This prospective, blinded, monocentric, observational study was conducted at the Kerckhoff-Hospital, Bad Nauheim, Germany. After gaining approval from the ethical committee of the Justus Liebig-University Giessen, Germany, and obtaining written informed consent, consecutive patients scheduled for elective open-chamber aortic or mitral valve reconstruction or replacement were included. Exclusion criteria were emergency surgery, lack of informed consent, pregnancy, pre-existing epilepsy, surgery in deep hypothermia or off-pump surgery. Patients were screened for pre-existing cognitive deficits using the mini-mental status examination (MMSE) the day before surgery. The anaesthetic, surgical and postoperative treatment was standardised and not influenced by the presented observation. Anaesthesia induction included propofol 2.5–3.0 mg/kg and sufentanil bolus 0.8–1.0 µg/kg. While propofol was applied continuously, remifentanil was added with 0.15–1.0 µg/kg*min as continuous analgesia. In addition to continuous remifentanil, sufentanil boli were applied before painful surgical procedures. The target of bispectral index (BIS) was between 40 and 60. To avoid air embolism while finishing cardiopulmonal bypasses, CO2 was inflated into the open heart and air was manually squeezed out. Patients were placed in a Trendelenburg position and the aortic root vent evacuated the air outside of the cavum and the aorta. Transoesophageal echocardiography was used to confirm that no air remained, then the aortal clamp was opened and the patient was positioned horizontally. After surgery, all patients were admitted to the ICU with analgo-sedative drugs (remifentanil and propofol) and invasive ventilation. After establishing the EEG monitoring, propofol and remifentanil were tapered with the target of early extubation. Piritramide and metamizole were used to obtain analgesia.
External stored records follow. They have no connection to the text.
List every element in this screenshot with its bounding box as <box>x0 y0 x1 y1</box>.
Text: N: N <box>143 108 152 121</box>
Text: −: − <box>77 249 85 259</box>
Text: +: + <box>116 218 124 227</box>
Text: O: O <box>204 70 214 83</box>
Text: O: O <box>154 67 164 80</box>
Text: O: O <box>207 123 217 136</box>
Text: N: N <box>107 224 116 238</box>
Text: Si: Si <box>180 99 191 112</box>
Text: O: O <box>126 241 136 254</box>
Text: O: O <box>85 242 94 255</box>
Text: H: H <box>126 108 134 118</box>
EEG monitoring started within the first hour after admission to the ICU (EEG-1100-system, NIHON KOHDEN Europe GmbH, Rosbach, Germany). An EEG was performed using 10 cup electrodes (Ag/AgCl) fixed at the scalp with electrode paste following abrasion of the skin surface. The electrodes were placed accordingly to the 10–20 system at Fp1, Fp2, C3, C4, P3, P4, T3, T4, Fz and Cz. EEG recording was continuously performed for up to 24 hours or stopped earlier if patients were discharged from the ICU or if more than 3 electrodes became dysfunctional. Afterwards, the EEG results were independently analysed with a focus on predominant background EEG frequencies, generalised or lateralised epileptic discharges (spikes, sharp waves, sharp-and-waves, spike-and-waves) and seizure-specific patterns (generalised or lateralised rhythmic epileptic discharges over a time of more than 10 seconds, long-lasting rhythmic slow waves and generalised rhythmic EEG activity different from the main EEG activity) by two EEG board-certified physicians (MT, PS) [7]. Both were blinded to patients’ treatment and outcome parameters. The EEG interpretation was performed after patients’ treatment, so the findings had no influence on the individual therapy. In the case of different interpretations, both investigators analysed the individual pattern together until a consensus was reached.
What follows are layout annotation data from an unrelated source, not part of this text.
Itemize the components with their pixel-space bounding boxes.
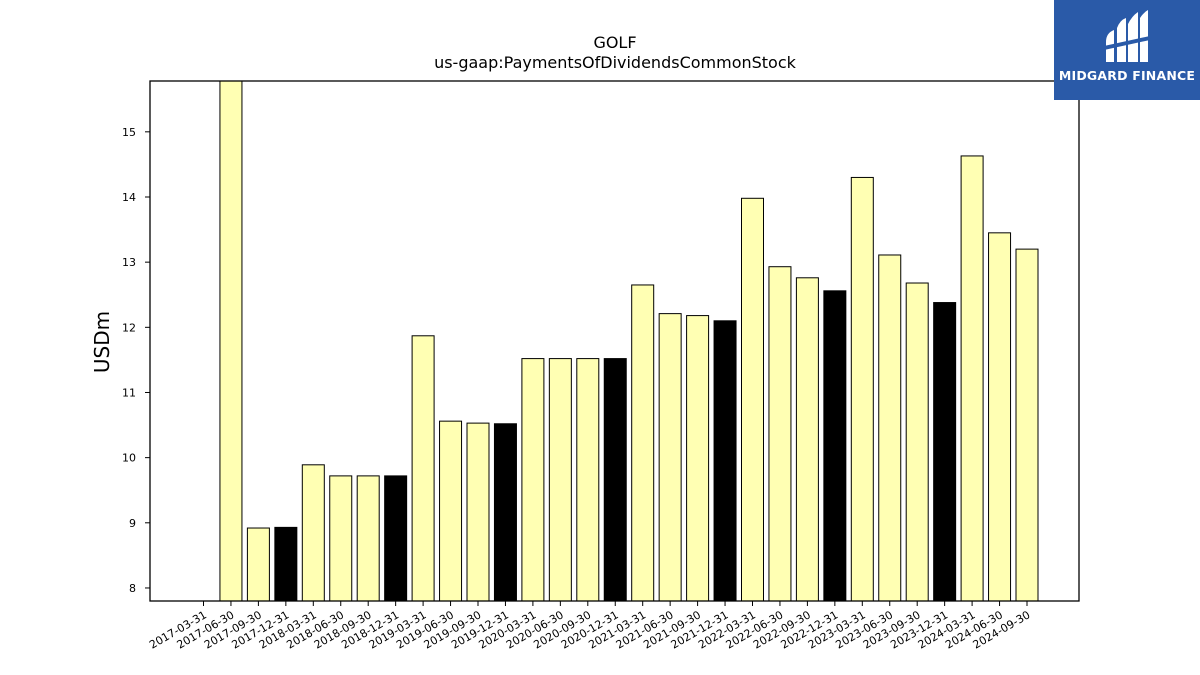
bar-2024-09-30	[1015, 248, 1039, 602]
bar-2021-12-31	[713, 320, 737, 602]
bar-2022-06-30	[768, 266, 792, 602]
bar-2021-06-30	[658, 313, 682, 602]
y-tick-label: 12	[122, 321, 136, 334]
bar-2018-03-31	[301, 464, 325, 602]
bar-2022-03-31	[741, 197, 764, 602]
bar-2024-06-30	[988, 232, 1012, 602]
bar-2023-03-31	[850, 176, 874, 602]
y-tick-label: 13	[122, 256, 136, 269]
y-tick-label: 15	[122, 126, 136, 139]
y-tick-label: 11	[122, 386, 136, 399]
bar-2020-03-31	[521, 358, 545, 602]
bar-2019-12-31	[493, 423, 517, 602]
bar-2018-06-30	[329, 475, 353, 602]
bars-group	[219, 80, 1039, 602]
bar-2021-09-30	[686, 315, 710, 602]
y-tick-label: 14	[122, 191, 136, 204]
bar-2018-09-30	[356, 475, 380, 602]
bar-2017-12-31	[274, 526, 298, 602]
bar-2019-06-30	[439, 420, 463, 602]
y-axis-ticks: 8 9 10 11 12 13 14 15	[122, 126, 150, 595]
bar-2023-06-30	[878, 254, 902, 602]
bar-2018-12-31	[384, 475, 408, 602]
bar-2020-12-31	[603, 358, 627, 602]
bar-2023-12-31	[933, 302, 957, 602]
bar-2020-09-30	[576, 358, 600, 602]
bar-2022-09-30	[795, 277, 819, 602]
bar-2019-09-30	[466, 422, 490, 602]
bar-2017-09-30	[246, 527, 270, 602]
midgard-logo-icon	[1104, 10, 1150, 62]
y-axis-label: USDm	[90, 311, 114, 373]
y-tick-label: 10	[122, 452, 136, 465]
bar-2024-03-31	[960, 155, 984, 602]
x-axis-ticks: 2017-03-312017-06-302017-09-302017-12-31…	[147, 601, 1033, 652]
midgard-finance-logo: MIDGARD FINANCE	[1054, 0, 1200, 100]
logo-text: MIDGARD FINANCE	[1058, 68, 1196, 83]
y-tick-label: 9	[129, 517, 136, 530]
bar-2019-03-31	[411, 335, 435, 602]
bar-2022-12-31	[823, 290, 847, 602]
plot-frame	[149, 80, 1080, 602]
y-tick-label: 8	[129, 582, 136, 595]
chart-title: GOLF	[593, 33, 636, 52]
chart-subtitle: us-gaap:PaymentsOfDividendsCommonStock	[434, 53, 797, 72]
bar-2020-06-30	[548, 358, 572, 602]
bar-2021-03-31	[631, 284, 655, 602]
bar-2023-09-30	[905, 282, 929, 602]
bar-2017-06-30	[219, 80, 243, 602]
For secondary analysis, the incidence of delirium was assessed using the confusion assessment method for the intensive care unit (CAM-ICU), performed by nursing staff on the first and second postoperative day. Furthermore, length of stay in the ICU and postoperative strokes up to the end of inpatient rehabilitation were recorded. Doses of clorazepam for premedication, doses of tranexamic acid, time of extracorporeal bypass, aortic clamping time, lowest temperature during cardiopulmonary bypass, intraoperative BIS and mean arterial blood pressure (MAP) were recorded in the anaesthesia protocol and used to detect potentially uncontrollable influencing factors.
Statistical analysis
Due to the absence of preliminary data, a power analysis could not be performed. For this prevalence study, a sample size of 100 patients was targeted. The prevalence of seizures and epileptic discharges was analysed descriptively. For secondary analysis, a classification was performed for patients with/without epileptic discharges and for patients with/without seizure-specific EEG patterns. It was investigated whether the groups with/without epileptic discharges and with/without seizure-specific EEG patterns differed in patient characteristics (age, gender, BMI), preoperative mental state or intra-operative data. To verify whether the groups differed significantly in categorical variables, chi2-tests were calculated on the basis of a dichotomous scale level of the variable. For parametric continuous variables, a student’s t-tests were used. Continuous variables that did not meet the criteria of parametric testing were evaluated using Mann-Whitney U test. Normal distribution was proven with the Shapiro-Wilk test and variance homogeneity with the Levene test. For all metric variables, mean values and standard deviation (SD) were reported; for categorically scaled parameters, frequency and percentage were given. Statistical analyses were calculated using SPSS (version 24, IBM® SPSS® Statistics, USA). A significance level with p < 0.05 was considered to be statistically significant.